Today’s reports from the Social Mobility and Child Poverty Commission should explode the idea that we will have made any substantial progress on reducing child poverty by 2020.
Even without modelling the impact of the additional spending cuts planned by all parties after 2015-16 (“the elephant in the room,” observes the Commission), some heroic assumptions about employment growth are needed to make a big dent in current levels of poverty.

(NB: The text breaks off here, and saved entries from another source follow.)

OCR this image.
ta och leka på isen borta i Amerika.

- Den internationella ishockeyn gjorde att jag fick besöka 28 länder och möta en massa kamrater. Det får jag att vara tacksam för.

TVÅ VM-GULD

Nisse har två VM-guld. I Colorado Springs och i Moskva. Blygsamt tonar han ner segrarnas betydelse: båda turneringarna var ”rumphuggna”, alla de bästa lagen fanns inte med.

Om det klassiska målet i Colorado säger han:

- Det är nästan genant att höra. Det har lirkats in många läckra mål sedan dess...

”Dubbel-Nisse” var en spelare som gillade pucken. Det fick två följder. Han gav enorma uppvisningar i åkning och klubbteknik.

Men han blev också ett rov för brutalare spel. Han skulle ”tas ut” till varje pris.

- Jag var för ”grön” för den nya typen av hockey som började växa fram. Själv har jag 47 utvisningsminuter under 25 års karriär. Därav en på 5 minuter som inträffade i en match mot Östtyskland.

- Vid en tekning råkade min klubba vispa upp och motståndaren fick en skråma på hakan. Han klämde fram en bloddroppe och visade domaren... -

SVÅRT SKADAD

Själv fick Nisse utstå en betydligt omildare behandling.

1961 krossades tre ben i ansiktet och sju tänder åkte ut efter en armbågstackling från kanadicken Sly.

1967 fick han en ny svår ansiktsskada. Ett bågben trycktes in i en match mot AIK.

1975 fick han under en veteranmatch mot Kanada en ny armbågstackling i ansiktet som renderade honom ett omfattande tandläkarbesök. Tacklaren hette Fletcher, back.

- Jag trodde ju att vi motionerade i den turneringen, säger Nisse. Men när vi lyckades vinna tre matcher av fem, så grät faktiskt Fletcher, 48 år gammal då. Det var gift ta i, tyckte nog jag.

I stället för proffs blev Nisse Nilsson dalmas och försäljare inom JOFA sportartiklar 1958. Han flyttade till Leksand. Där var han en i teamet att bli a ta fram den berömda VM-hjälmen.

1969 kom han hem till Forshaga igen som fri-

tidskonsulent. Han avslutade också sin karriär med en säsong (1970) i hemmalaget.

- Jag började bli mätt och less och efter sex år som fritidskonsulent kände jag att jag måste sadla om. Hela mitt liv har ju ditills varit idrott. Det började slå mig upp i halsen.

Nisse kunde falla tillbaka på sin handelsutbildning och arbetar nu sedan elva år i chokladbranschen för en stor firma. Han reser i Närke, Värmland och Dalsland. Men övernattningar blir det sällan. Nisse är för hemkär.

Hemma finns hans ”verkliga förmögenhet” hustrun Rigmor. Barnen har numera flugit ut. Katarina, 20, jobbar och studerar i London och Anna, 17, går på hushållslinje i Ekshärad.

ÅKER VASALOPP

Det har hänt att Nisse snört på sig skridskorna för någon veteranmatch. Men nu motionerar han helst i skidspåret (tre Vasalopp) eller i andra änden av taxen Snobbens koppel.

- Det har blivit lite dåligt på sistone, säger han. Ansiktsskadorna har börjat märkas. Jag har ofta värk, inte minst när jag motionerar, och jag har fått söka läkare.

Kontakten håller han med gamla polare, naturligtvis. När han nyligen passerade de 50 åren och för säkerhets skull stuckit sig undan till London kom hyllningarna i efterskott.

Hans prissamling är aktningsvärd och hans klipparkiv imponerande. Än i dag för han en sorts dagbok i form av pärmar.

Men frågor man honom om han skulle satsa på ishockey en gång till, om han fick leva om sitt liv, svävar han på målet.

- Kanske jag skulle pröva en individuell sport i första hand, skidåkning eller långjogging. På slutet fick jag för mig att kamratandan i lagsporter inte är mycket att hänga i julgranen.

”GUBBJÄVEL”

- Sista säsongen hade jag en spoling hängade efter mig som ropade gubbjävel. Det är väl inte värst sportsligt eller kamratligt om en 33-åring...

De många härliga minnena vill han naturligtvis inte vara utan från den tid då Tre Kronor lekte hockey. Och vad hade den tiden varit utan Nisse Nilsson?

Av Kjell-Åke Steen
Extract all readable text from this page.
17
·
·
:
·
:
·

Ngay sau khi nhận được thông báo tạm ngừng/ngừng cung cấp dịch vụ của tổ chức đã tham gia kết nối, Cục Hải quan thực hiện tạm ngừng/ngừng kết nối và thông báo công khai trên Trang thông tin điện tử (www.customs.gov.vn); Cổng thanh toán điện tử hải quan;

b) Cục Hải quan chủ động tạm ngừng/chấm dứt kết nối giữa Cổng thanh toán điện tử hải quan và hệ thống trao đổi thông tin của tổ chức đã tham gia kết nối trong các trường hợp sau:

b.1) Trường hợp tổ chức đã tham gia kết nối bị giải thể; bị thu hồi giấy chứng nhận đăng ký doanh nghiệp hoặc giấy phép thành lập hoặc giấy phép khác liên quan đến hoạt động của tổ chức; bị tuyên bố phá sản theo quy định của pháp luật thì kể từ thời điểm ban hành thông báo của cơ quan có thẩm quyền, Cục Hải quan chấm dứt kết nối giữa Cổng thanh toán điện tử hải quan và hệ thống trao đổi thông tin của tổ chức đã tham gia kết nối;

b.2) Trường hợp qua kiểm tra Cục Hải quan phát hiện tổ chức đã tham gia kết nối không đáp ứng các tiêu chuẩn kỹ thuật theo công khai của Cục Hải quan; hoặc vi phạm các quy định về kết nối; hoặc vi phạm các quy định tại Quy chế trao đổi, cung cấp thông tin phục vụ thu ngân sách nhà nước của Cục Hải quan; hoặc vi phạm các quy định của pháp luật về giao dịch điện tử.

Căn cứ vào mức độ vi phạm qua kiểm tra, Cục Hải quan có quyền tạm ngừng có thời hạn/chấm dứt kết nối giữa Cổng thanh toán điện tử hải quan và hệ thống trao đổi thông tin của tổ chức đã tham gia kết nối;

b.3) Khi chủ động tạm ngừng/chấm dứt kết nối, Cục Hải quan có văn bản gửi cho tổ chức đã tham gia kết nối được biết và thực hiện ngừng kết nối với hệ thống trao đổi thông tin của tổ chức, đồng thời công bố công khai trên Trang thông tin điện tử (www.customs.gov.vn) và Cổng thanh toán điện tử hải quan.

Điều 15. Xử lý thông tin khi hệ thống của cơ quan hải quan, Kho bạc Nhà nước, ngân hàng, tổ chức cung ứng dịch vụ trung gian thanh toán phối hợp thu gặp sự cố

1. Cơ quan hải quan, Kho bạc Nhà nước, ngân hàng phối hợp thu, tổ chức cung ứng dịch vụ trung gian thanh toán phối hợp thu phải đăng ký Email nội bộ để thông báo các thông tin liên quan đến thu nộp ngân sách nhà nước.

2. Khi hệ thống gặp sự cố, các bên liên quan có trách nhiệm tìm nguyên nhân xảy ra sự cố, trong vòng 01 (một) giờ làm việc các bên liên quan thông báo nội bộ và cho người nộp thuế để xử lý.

The Government has responded by suggesting that it’s all more complicated than that. Certainly when we talk about poverty we are talking about more than boosting incomes; but incomes are a good proxy for working out whether the other interventions are working or not. Still, in the face of the scenarios reported by the Commission, we may need to start talking about alternative measures for what success looks like by 2020 and then derive a policy programme from those. Here are some possibilities:
- While achieving the targets set for 2020 prior now looks impossible, moving in the right direction will be challenging enough. Even a political commitment to doing that – backed by a plan with measurable success criteria – is worth something right now. The Government for now continues to insist – incredibly – that it will hit the targets for 2020. That statement tells us very little about its true ambitions for reducing child poverty. The Opposition faces the same credibility gap, after all it too is promising further spending cuts if it wins the election.
- Poverty is damaging to children, and persistent poverty is especially so. It may be that, if we can’t achieve major reductions in poverty per se, we can nevertheless achieve significant reductions in persistent poverty, i.e. we could look at focusing for the period 2015-2020 on a reduction in the proportion of children spending let’s say more than one year in poverty. This would be linked to a policy programme that includes, for example, promoting progression for parents in low pay (our recent work reported in Making Progress suggests that 70% of those who start off in the bottom quintile of the wage distribution stay there for at least one year); and potentially, in line with one of the Government’s key themes, to tackling cycles of chronic disadvantage in which drug or alcohol addiction may play a part for some families.
- Some of the effects of poverty can be alleviated by the provision of services. To pose the extreme case, in a society that had a National Food and Energy Service in addition to a National Health Service, we may be much less concerned about the incomes of families. There are good reasons to stop short of that level of collective provision. However, free school meals, additional help in school funded by a pupil premium for children who live in poor families and potentially an extended school day and year all move in the direction where services for children may insulate them from the negative impact of low parental income. Accounting for new services in measures of poverty is difficult but ignoring their impact doesn’t feel right either; and thinking further about policy in this area would certainly be fruitful.
- In a similar vein, focusing exclusively on incomes misses something important: assets. Drilling into the recent ONS Wealth and Assets survey, for example, shows that 19% of individuals who have never worked or are long term unemployed have total wealth less than £12,500. In other words, if they have kids, they have neither income nor wealth to help those kids to get on. By contrast, the same proportion of individuals who have never worked or are long term unemployed have total wealth of over £600,000. Obviously we have less reason to be concerned about the prospects of their children than those of the first group (though, as many novels suggest, there are damaging cycles of chronic advantage as well as chronic disadvantage). Instead the policy question here is whether alongside making some progress on alleviating income poverty, we want to do the same for asset poverty on the basis that providing people with assets may have longer-term impact and give families the help they need to break out of a cycle of poverty. Both Labour and the Liberal Democrats are talking about taxing wealth (or mansions, if you like), however there is no discussion about turning those taxes into new assets. Something like a ‘citizen’s inheritance’ funded by wealth taxes may have powerful effects.